While everyone who reads my articles knows that JR Pace‘s teammate Greg Newsome II was one of my favorite players in the draft, Pace is a pretty solid pickup as an undrafted free agent. Pace, like Richie Grant, is a versatile piece that moved all over Northwestern’s stingy defense. The Atlanta native tested pretty poorly, but he has great size and ball skills, hauling in eight career interceptions. Pace has a good shot of sticking with the lack of depth on the roster at safety.

Marcus Murphy is an athletic specimen with good coverage technique, but he was an undrafted free agent for a reason. He didn’t look like a willing tackler at Mississippi State, and he got dinged for his effort by scouts. Once thought of as a guy who could be drafted on day two, Murphy now has to prove that he’s committed to football before sticking on any roster. With proper coaching, this can be fixed. He’s one of the more talented players on this list, so he was worth a signing.
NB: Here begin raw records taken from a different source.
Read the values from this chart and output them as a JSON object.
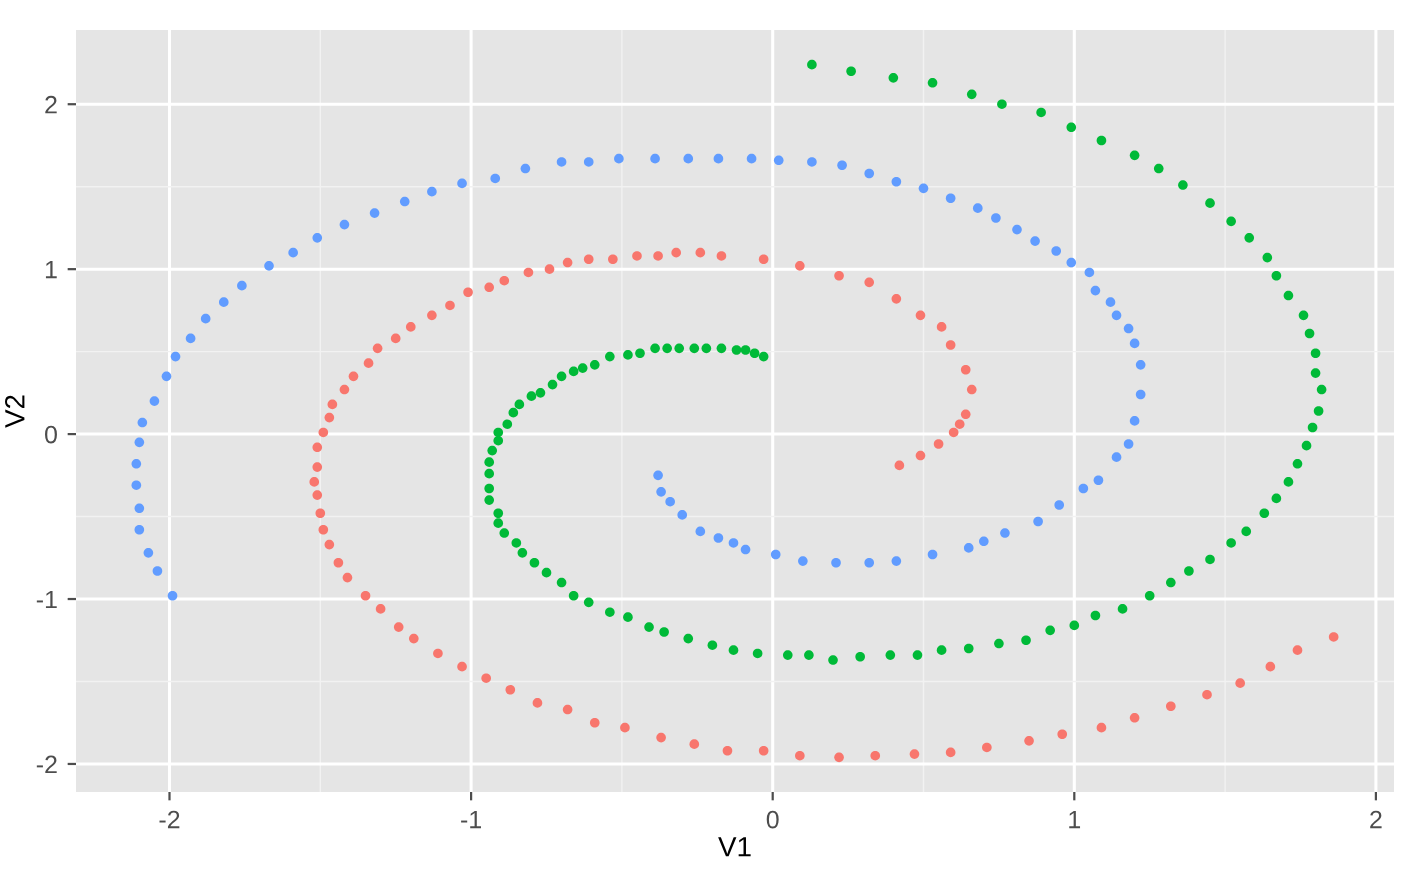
{
  "chart_data": {
    "type": "scatter",
    "xlabel": "V1",
    "ylabel": "V2",
    "xlim": [
      -2.31,
      2.06
    ],
    "ylim": [
      -2.17,
      2.45
    ],
    "xticks": [
      -2,
      -1,
      0,
      1,
      2
    ],
    "yticks": [
      -2,
      -1,
      0,
      1,
      2
    ],
    "grid": true,
    "marker": "circle",
    "series": [
      {
        "color": "#f8766d",
        "x": [
          0.42,
          0.49,
          0.55,
          0.6,
          0.62,
          0.64,
          0.66,
          0.64,
          0.59,
          0.56,
          0.49,
          0.41,
          0.32,
          0.22,
          0.09,
          -0.03,
          -0.17,
          -0.24,
          -0.32,
          -0.38,
          -0.45,
          -0.53,
          -0.61,
          -0.68,
          -0.74,
          -0.81,
          -0.89,
          -0.94,
          -1.01,
          -1.07,
          -1.13,
          -1.2,
          -1.25,
          -1.31,
          -1.34,
          -1.39,
          -1.42,
          -1.46,
          -1.47,
          -1.49,
          -1.51,
          -1.51,
          -1.52,
          -1.51,
          -1.5,
          -1.49,
          -1.47,
          -1.44,
          -1.41,
          -1.35,
          -1.3,
          -1.24,
          -1.19,
          -1.11,
          -1.03,
          -0.95,
          -0.87,
          -0.78,
          -0.68,
          -0.59,
          -0.49,
          -0.37,
          -0.26,
          -0.15,
          -0.03,
          0.09,
          0.22,
          0.34,
          0.47,
          0.59,
          0.71,
          0.85,
          0.96,
          1.09,
          1.2,
          1.32,
          1.44,
          1.55,
          1.65,
          1.74,
          1.86
        ],
        "values": [
          -0.19,
          -0.13,
          -0.06,
          0.01,
          0.06,
          0.12,
          0.27,
          0.39,
          0.54,
          0.65,
          0.72,
          0.82,
          0.92,
          0.96,
          1.02,
          1.06,
          1.08,
          1.1,
          1.1,
          1.08,
          1.08,
          1.06,
          1.06,
          1.04,
          1.0,
          0.98,
          0.93,
          0.89,
          0.86,
          0.78,
          0.72,
          0.65,
          0.58,
          0.52,
          0.43,
          0.35,
          0.27,
          0.18,
          0.1,
          0.01,
          -0.08,
          -0.2,
          -0.29,
          -0.37,
          -0.48,
          -0.58,
          -0.67,
          -0.78,
          -0.87,
          -0.98,
          -1.06,
          -1.17,
          -1.24,
          -1.33,
          -1.41,
          -1.48,
          -1.55,
          -1.63,
          -1.67,
          -1.75,
          -1.78,
          -1.84,
          -1.88,
          -1.92,
          -1.92,
          -1.95,
          -1.96,
          -1.95,
          -1.94,
          -1.93,
          -1.9,
          -1.86,
          -1.82,
          -1.78,
          -1.72,
          -1.65,
          -1.58,
          -1.51,
          -1.41,
          -1.31,
          -1.23
        ]
      },
      {
        "color": "#00ba38",
        "x": [
          -0.03,
          -0.06,
          -0.09,
          -0.12,
          -0.17,
          -0.22,
          -0.26,
          -0.31,
          -0.35,
          -0.39,
          -0.44,
          -0.48,
          -0.54,
          -0.59,
          -0.63,
          -0.66,
          -0.7,
          -0.73,
          -0.77,
          -0.8,
          -0.84,
          -0.86,
          -0.88,
          -0.91,
          -0.91,
          -0.93,
          -0.94,
          -0.94,
          -0.94,
          -0.94,
          -0.91,
          -0.91,
          -0.89,
          -0.85,
          -0.83,
          -0.79,
          -0.75,
          -0.7,
          -0.66,
          -0.61,
          -0.54,
          -0.48,
          -0.41,
          -0.36,
          -0.28,
          -0.2,
          -0.13,
          -0.05,
          0.05,
          0.12,
          0.2,
          0.29,
          0.39,
          0.48,
          0.56,
          0.65,
          0.75,
          0.84,
          0.92,
          1.0,
          1.07,
          1.16,
          1.25,
          1.32,
          1.38,
          1.45,
          1.52,
          1.57,
          1.63,
          1.67,
          1.71,
          1.74,
          1.77,
          1.79,
          1.81,
          1.82,
          1.8,
          1.8,
          1.78,
          1.76,
          1.71,
          1.67,
          1.64,
          1.58,
          1.52,
          1.45,
          1.36,
          1.28,
          1.2,
          1.09,
          0.99,
          0.89,
          0.76,
          0.66,
          0.53,
          0.4,
          0.26,
          0.13
        ],
        "values": [
          0.47,
          0.49,
          0.51,
          0.51,
          0.52,
          0.52,
          0.52,
          0.52,
          0.52,
          0.52,
          0.49,
          0.48,
          0.47,
          0.42,
          0.4,
          0.38,
          0.35,
          0.3,
          0.25,
          0.23,
          0.18,
          0.13,
          0.06,
          0.01,
          -0.04,
          -0.1,
          -0.17,
          -0.24,
          -0.33,
          -0.4,
          -0.48,
          -0.54,
          -0.6,
          -0.66,
          -0.72,
          -0.78,
          -0.84,
          -0.9,
          -0.98,
          -1.02,
          -1.08,
          -1.11,
          -1.17,
          -1.2,
          -1.24,
          -1.28,
          -1.31,
          -1.33,
          -1.34,
          -1.34,
          -1.37,
          -1.35,
          -1.34,
          -1.34,
          -1.31,
          -1.3,
          -1.27,
          -1.25,
          -1.19,
          -1.16,
          -1.1,
          -1.06,
          -0.98,
          -0.9,
          -0.83,
          -0.76,
          -0.66,
          -0.59,
          -0.48,
          -0.39,
          -0.29,
          -0.18,
          -0.07,
          0.04,
          0.14,
          0.27,
          0.37,
          0.49,
          0.61,
          0.72,
          0.84,
          0.96,
          1.07,
          1.19,
          1.29,
          1.4,
          1.51,
          1.61,
          1.69,
          1.78,
          1.86,
          1.95,
          2.0,
          2.06,
          2.13,
          2.16,
          2.2,
          2.24
        ]
      },
      {
        "color": "#619cff",
        "x": [
          -0.38,
          -0.37,
          -0.34,
          -0.3,
          -0.24,
          -0.18,
          -0.13,
          -0.09,
          0.01,
          0.1,
          0.21,
          0.32,
          0.41,
          0.53,
          0.65,
          0.7,
          0.77,
          0.88,
          0.95,
          1.03,
          1.08,
          1.14,
          1.18,
          1.2,
          1.22,
          1.22,
          1.2,
          1.18,
          1.14,
          1.12,
          1.07,
          1.05,
          0.99,
          0.94,
          0.87,
          0.81,
          0.74,
          0.68,
          0.59,
          0.5,
          0.41,
          0.32,
          0.23,
          0.13,
          0.02,
          -0.07,
          -0.18,
          -0.28,
          -0.39,
          -0.51,
          -0.61,
          -0.7,
          -0.82,
          -0.92,
          -1.03,
          -1.13,
          -1.22,
          -1.32,
          -1.42,
          -1.51,
          -1.59,
          -1.67,
          -1.76,
          -1.82,
          -1.88,
          -1.93,
          -1.98,
          -2.01,
          -2.05,
          -2.09,
          -2.1,
          -2.11,
          -2.11,
          -2.1,
          -2.1,
          -2.07,
          -2.04,
          -1.99
        ],
        "values": [
          -0.25,
          -0.35,
          -0.41,
          -0.49,
          -0.59,
          -0.63,
          -0.66,
          -0.7,
          -0.73,
          -0.77,
          -0.78,
          -0.78,
          -0.77,
          -0.73,
          -0.69,
          -0.65,
          -0.6,
          -0.53,
          -0.43,
          -0.33,
          -0.28,
          -0.14,
          -0.06,
          0.08,
          0.24,
          0.42,
          0.55,
          0.64,
          0.72,
          0.8,
          0.87,
          0.98,
          1.04,
          1.11,
          1.17,
          1.24,
          1.31,
          1.37,
          1.43,
          1.49,
          1.53,
          1.58,
          1.63,
          1.65,
          1.66,
          1.67,
          1.67,
          1.67,
          1.67,
          1.67,
          1.65,
          1.65,
          1.61,
          1.55,
          1.52,
          1.47,
          1.41,
          1.34,
          1.27,
          1.19,
          1.1,
          1.02,
          0.9,
          0.8,
          0.7,
          0.58,
          0.47,
          0.35,
          0.2,
          0.07,
          -0.05,
          -0.18,
          -0.31,
          -0.45,
          -0.58,
          -0.72,
          -0.83,
          -0.98
        ]
      }
    ]
  }
}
Dwayne Johnson Jr was a special teams warrior for San Diego State for a few seasons before starting in 2019, when he was named an All-Mountain West honorable mention. He didn’t test very well at his pro day, but he’s a massive and physical safety that will clean up against the run. He could also serve as a sub-linebacker in nickel or dime packages if he makes the roster. If he makes the team, he will likely serve as an understudy that starts on special teams and moves into a box safety role.